JK: Die Verwandlung von Frederik Starks war eine der aufregendsten Dinge, die ich bisher geschrieben habe und war von Anfang an so geplant. Für mich liegt der Reiz dieser Geschichte in der Reise, die Starks unternehmen muss, um an seine persönlichen Grenzen zu kommen. Eine Reise, auf der er Dinge an sich entdeckt, die er nicht für möglich gehalten hätte. Ihn an diesen Punkt zu bringen, war ein langer Prozess, der auch für mich überaus reizvoll gewesen ist.
MK: Sie beschreiben in Ihrem Roman die Arbeit eines Psychiaters sehr genau. Wie viel Spaß macht Ihnen die Recherche?
JK: Recherchieren ist immer eine spannende Gratwanderung zwischen entdecken und lernen. Dabei darf man nie das Gleichgewicht zwischen der Geschichte und der Plausibilität aus den Augen verlieren. Der Leser will schließlich glauben, dass die Dinge, die ich beschreibe möglich sind.
MK: Vor Ihrer Schriftstellerkarriere haben Sie als Gerichtsreporter in Florida gearbeitet. Wie nahe sind Sie in dieser Zeit den menschlichen Abgründen gekommen?
JK: Die Arbeit für die Miami News und später für den Miami Herald haben mich mit einer Vielzahl von Informationen versorgt. Miami ist eine faszinierende Stadt voller skurriler Ereignisse und sonderbarer Figuren. Ich wurde Zeuge der furchtbarsten Taten und es kam mir mehrfach so vor, als würde ich diese Taten von der Kante des emotionalen Abgrunds beobachten.
MK: Dr. Starks muss sich im Verlauf des Romans mit den Raffinessen des Internets vertraut machen. Wie beeinflusst das Online sein Ihren Alltag?
JK: Ich musste viel über die Benutzung des Internets lernen. Meine Kinder sind da wesentlich versierter. Inzwischen habe ich die vielfältigen Möglichkeiten kennen gelernt und bin immer wieder überrascht. Als ich für "Der Patient" recherchierte, konnte ich mit Hilfe eines befreundeten FBI-Agenten sehen, wie einfach es ist, sich über das Internet eine neue Identität zu erschaffen.

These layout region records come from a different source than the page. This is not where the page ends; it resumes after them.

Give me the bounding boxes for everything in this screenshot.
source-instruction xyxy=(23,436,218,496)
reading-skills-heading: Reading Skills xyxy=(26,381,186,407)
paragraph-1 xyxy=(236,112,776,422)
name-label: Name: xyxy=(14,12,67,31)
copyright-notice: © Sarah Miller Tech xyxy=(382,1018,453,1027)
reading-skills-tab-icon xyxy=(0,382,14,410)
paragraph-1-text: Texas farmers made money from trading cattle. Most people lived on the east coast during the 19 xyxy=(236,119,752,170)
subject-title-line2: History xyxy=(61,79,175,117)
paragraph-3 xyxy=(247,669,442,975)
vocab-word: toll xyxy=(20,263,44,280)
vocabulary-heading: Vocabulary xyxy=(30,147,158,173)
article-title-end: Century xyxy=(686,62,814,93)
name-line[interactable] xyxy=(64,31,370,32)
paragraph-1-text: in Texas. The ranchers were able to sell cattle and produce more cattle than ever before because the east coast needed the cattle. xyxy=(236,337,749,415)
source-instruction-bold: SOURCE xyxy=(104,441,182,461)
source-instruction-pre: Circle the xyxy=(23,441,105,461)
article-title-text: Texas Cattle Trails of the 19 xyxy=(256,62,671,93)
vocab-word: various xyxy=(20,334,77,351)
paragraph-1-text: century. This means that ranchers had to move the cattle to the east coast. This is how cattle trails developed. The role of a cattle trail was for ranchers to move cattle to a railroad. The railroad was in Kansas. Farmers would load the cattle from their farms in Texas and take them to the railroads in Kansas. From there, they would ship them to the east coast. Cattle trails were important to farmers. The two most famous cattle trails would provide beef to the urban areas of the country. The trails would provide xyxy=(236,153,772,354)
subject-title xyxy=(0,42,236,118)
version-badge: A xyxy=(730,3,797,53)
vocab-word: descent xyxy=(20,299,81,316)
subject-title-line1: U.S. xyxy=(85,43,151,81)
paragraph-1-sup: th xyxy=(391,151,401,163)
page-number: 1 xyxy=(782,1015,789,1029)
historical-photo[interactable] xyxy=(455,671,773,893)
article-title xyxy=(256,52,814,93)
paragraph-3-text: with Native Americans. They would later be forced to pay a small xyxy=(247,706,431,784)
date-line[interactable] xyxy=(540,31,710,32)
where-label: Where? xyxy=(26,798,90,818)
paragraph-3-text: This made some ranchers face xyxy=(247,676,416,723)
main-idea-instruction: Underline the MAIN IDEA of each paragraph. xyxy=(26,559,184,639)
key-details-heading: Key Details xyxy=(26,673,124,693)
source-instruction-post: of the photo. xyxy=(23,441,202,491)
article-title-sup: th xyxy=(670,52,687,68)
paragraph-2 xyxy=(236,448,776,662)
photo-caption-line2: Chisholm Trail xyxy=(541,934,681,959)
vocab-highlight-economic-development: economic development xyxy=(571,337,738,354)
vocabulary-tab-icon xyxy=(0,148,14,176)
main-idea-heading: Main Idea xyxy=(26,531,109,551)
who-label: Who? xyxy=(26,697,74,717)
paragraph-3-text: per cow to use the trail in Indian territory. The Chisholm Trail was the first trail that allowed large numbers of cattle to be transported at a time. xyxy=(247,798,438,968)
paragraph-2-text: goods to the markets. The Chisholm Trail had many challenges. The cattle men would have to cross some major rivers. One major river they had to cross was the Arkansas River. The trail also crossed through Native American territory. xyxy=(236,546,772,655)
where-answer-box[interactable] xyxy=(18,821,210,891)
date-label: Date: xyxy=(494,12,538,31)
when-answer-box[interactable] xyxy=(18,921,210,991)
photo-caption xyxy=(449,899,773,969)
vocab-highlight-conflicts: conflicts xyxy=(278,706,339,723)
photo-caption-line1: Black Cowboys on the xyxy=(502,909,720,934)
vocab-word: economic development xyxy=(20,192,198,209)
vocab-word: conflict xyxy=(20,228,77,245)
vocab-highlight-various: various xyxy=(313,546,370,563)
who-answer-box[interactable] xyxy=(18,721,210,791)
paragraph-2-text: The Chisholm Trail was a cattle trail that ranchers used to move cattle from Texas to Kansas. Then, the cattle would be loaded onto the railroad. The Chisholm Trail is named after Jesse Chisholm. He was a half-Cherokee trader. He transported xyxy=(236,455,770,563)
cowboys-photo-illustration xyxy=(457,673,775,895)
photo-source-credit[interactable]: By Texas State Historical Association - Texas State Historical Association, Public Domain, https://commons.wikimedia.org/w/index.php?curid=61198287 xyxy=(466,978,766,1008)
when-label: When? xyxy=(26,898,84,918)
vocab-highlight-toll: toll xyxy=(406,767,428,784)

MK: In den letzten Jahren war es in Deutschland relativ ruhig um Sie. In wie weit hat Sie der Erfolg der Romane "Die Anstalt und "Der Patient" überrascht?
JK: Natürlich habe ich mich sehr darüber gefreut. Es ist immer mein Eindruck gewesen, dass die deutschen Leser subtile Dramen bevorzugen. Ich hoffe, dass ich dies zumindest in kleinem Maße liefern kann.
MK: Ihr Roman "Im Sumpf des Verbrechens" wurde erfolgreich mit Sean Connery verfilmt. Was empfanden Sie, als Sie Ihr Werk auf der Leinwand sahen?
JK: Die Verfilmung eines eigenen Romans ist immer ein zweischneidiges Schwert. Natürlich ist man Stolz, aber leider kann der Film nicht immer die Atmosphäre wiedergeben. Und dies kann schon sehr enttäuschend sein. Ich bin aber optimistisch, dass dies bei einer Verfilmung von "Der Patient" gelingt. Zumindest deuten die Planungen auf eine Verfilmung hin.
MK: Wo stammt Ihr ungewöhnlicher Nachname Katzenbach her?
JK: Meine Familie stammt ursprünglich aus Deutschland. Katzenbach ist eine kleine Stadt im Norden. Jedoch wanderte meine Familie schon vor dem Bürgerkrieg in die USA aus.
MK: Letzte Frage, wie teilen Sie sich beim Schreiben Ihren Tag ein?
JK: Zunächst ist das Leben eines Schriftstellers bei weitem nicht so aufregend, wie die Leute glauben, da die meiste Aufregung in der Phantasie des Autors stattfindet. Ich stehe morgens auf, füttere die Hunde und lese die Zeitung. Bis zum Mittagessen arbeite ich dann an meinem Roman. Anschließend laufe ich 5 oder 6 Meilen oder gehe ins Fitness-Center, bevor ich mich an die Überarbeitung des Textes mache.